Why "high" requires both centroid + density anomaly#

A high z-score alone might be a legitimate edge case (rare query, new topic). A high z-score and a sparse neighborhood means the vector has no natural neighbors — the textbook signature of an injected outlier.

Cross-cluster collision#

This is the most discriminating signal. Honest vectors usually have their nearest neighbors inside the cluster they were assigned to.

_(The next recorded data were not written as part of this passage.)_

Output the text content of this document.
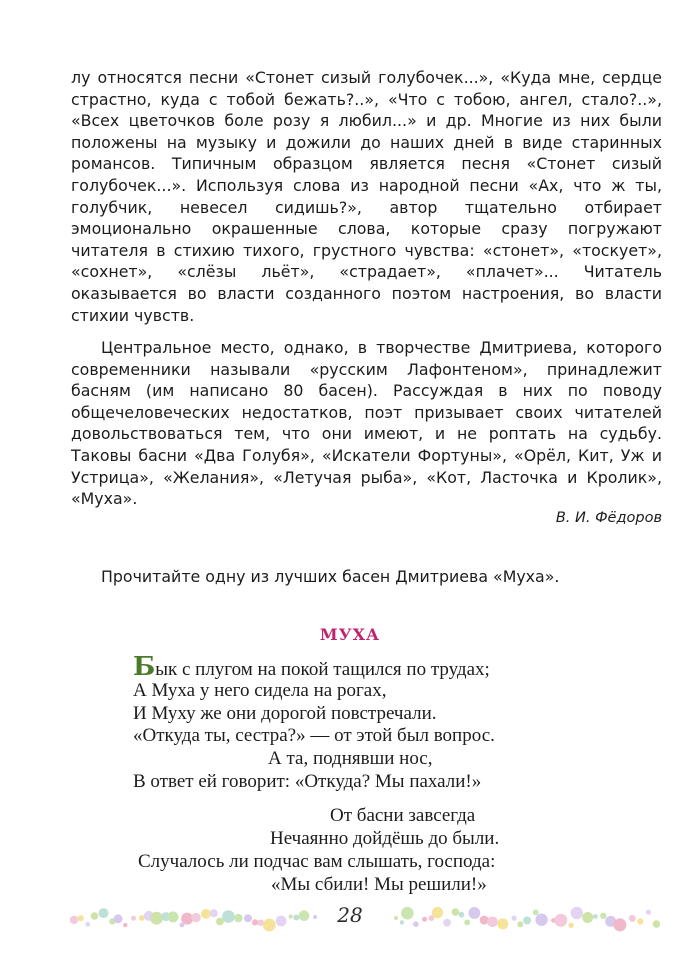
лу относятся песни «Стонет сизый голубочек...», «Куда мне, сердце страстно, куда с тобой бежать?..», «Что с тобою, ангел, стало?..», «Всех цветочков боле розу я любил...» и др. Многие из них были положены на музыку и дожили до наших дней в виде старинных романсов. Типичным образцом является песня «Стонет сизый голубочек...». Используя слова из народной песни «Ах, что ж ты, голубчик, невесел сидишь?», автор тщательно отбирает эмоционально окрашенные слова, которые сразу погружают читателя в стихию тихого, грустного чувства: «стонет», «тоскует», «сохнет», «слёзы льёт», «страдает», «плачет»... Читатель оказывается во власти созданного поэтом настроения, во власти стихии чувств.

Центральное место, однако, в творчестве Дмитриева, которого современники называли «русским Лафонтеном», принадлежит басням (им написано 80 басен). Рассуждая в них по поводу общечеловеческих недостатков, поэт призывает своих читателей довольствоваться тем, что они имеют, и не роптать на судьбу. Таковы басни «Два Голубя», «Искатели Фортуны», «Орёл, Кит, Уж и Устрица», «Желания», «Летучая рыба», «Кот, Ласточка и Кролик», «Муха».

В. И. Фёдоров
Прочитайте одну из лучших басен Дмитриева «Муха».
МУХА
Бык с плугом на покой тащился по трудах;
А Муха у него сидела на рогах,
И Муху же они дорогой повстречали.
«Откуда ты, сестра?» — от этой был вопрос.
А та, поднявши нос,
В ответ ей говорит: «Откуда? Мы пахали!»
От басни завсегда
Нечаянно дойдёшь до были.
Случалось ли подчас вам слышать, господа:
«Мы сбили! Мы решили!»
28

An attack vector crafted to "land near the admin cluster while declared as user prefs" produces a clear cross-cluster collision verdict.

Operational integration#

Hook the detector into your write path:

from memgar.embedding_anomaly import EmbeddingAnomalyDetector
from memgar.integrations import MemgarPineconeIndex, WritePolicy

detector = EmbeddingAnomalyDetector()
# ... build baseline over time ...

def on_block(record):
    siem.emit("memory.write.blocked", record.to_dict())

index = MemgarPineconeIndex(pc.Index("agent-memory"), write_policy=WritePolicy.BLOCK)

def secure_upsert(vectors):
    for v in vectors:
        verdict = detector.score(
            v["values"],
            cluster=v["metadata"].get("namespace", "default"),
        )
        if verdict.severity == "high":
            raise SecurityException(verdict.explanation)
    return index.upsert(vectors=vectors)

What it doesn't replace#

Embedding-space anomaly detection complements but does not replace:

Layer 1 pattern matching — catches lexical signatures
Layer 1.5 SemanticGuard — catches paraphrased / obfuscated text
Layer 4 BehavioralBaseline — catches per-agent behavioral drift

A defense-in-depth pipeline uses all four. The embedding-anomaly detector is the missing piece for VECNN-* attacks that bypass the first three by operating in embedding space, not token space.